Your buddy Frankie sold you a shoddy clock: it keeps good time, but the minute and hour hands look exactly the same! Both of these hands move continuously, and there is no second hand.
How many times a day is it impossible to tell what time it is?
Answer
When the hour hand has moved x degrees around the clock from the top, the minute hand has moved y=12x degrees. If the time is still a valid configuration when the hands are switched around then x=12y as well.
Therefore, we want the values of x,y that satisfy the following two equations:
\begin{align} 12x &\equiv y \pmod {360} \\ 12y &\equiv x \pmod {360} \end{align}
Conveniently, this reduces to x \equiv 144x \pmod {360} or 143x \equiv 0 \pmod {360}, so whenever the hour hand moves exactly x/143 of the way around the clock where x is an integer, it's impossible to tell which hand is which.
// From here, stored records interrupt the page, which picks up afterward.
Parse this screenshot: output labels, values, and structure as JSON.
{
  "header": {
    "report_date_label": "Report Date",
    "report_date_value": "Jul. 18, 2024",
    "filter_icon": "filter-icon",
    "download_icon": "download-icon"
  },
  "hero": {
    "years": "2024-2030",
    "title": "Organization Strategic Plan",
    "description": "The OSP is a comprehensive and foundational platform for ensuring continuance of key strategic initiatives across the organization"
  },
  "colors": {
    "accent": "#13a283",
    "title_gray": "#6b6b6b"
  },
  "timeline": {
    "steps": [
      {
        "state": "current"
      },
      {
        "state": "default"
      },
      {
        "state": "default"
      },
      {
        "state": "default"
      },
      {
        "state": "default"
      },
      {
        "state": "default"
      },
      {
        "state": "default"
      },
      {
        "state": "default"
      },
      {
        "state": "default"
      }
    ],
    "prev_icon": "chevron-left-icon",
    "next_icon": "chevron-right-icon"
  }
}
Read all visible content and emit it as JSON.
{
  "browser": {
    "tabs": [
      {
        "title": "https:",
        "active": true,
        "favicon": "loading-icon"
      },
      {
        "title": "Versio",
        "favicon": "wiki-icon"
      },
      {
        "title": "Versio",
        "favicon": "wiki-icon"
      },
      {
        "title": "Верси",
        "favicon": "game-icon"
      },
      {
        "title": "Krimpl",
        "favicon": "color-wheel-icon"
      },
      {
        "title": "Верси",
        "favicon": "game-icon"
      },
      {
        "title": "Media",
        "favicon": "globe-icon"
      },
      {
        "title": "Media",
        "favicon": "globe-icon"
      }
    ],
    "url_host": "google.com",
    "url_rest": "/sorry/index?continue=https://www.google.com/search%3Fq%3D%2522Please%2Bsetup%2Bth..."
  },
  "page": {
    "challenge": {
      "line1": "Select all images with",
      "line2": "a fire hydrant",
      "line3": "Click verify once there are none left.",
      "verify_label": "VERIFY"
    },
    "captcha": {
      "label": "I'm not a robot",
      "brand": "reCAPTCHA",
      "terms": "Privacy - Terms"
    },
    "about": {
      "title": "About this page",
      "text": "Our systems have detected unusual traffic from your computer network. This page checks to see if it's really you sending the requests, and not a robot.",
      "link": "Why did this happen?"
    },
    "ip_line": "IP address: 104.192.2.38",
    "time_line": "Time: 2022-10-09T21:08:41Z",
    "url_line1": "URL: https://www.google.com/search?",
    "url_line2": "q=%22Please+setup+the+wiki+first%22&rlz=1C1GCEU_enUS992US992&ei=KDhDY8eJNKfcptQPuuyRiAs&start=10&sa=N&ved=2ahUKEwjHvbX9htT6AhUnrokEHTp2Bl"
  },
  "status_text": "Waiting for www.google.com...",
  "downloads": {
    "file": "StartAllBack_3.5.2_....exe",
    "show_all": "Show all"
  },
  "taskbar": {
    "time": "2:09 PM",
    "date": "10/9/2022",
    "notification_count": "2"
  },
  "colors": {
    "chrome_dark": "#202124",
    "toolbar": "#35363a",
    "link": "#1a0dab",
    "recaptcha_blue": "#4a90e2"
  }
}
There's just one problem, though. The above doesn't take into account the times when the hour and minute hands are in the exact same position, in which case it doesn't matter which hand is which. This occurs whenever x \equiv 12x \pmod {360}, or 11x \equiv 0 \pmod {360}. Naturally this is a total of 11 times, so there are 143 - 11 = 132 times when the time is actually ambiguous in a 12-hour period, making it 264 times a day.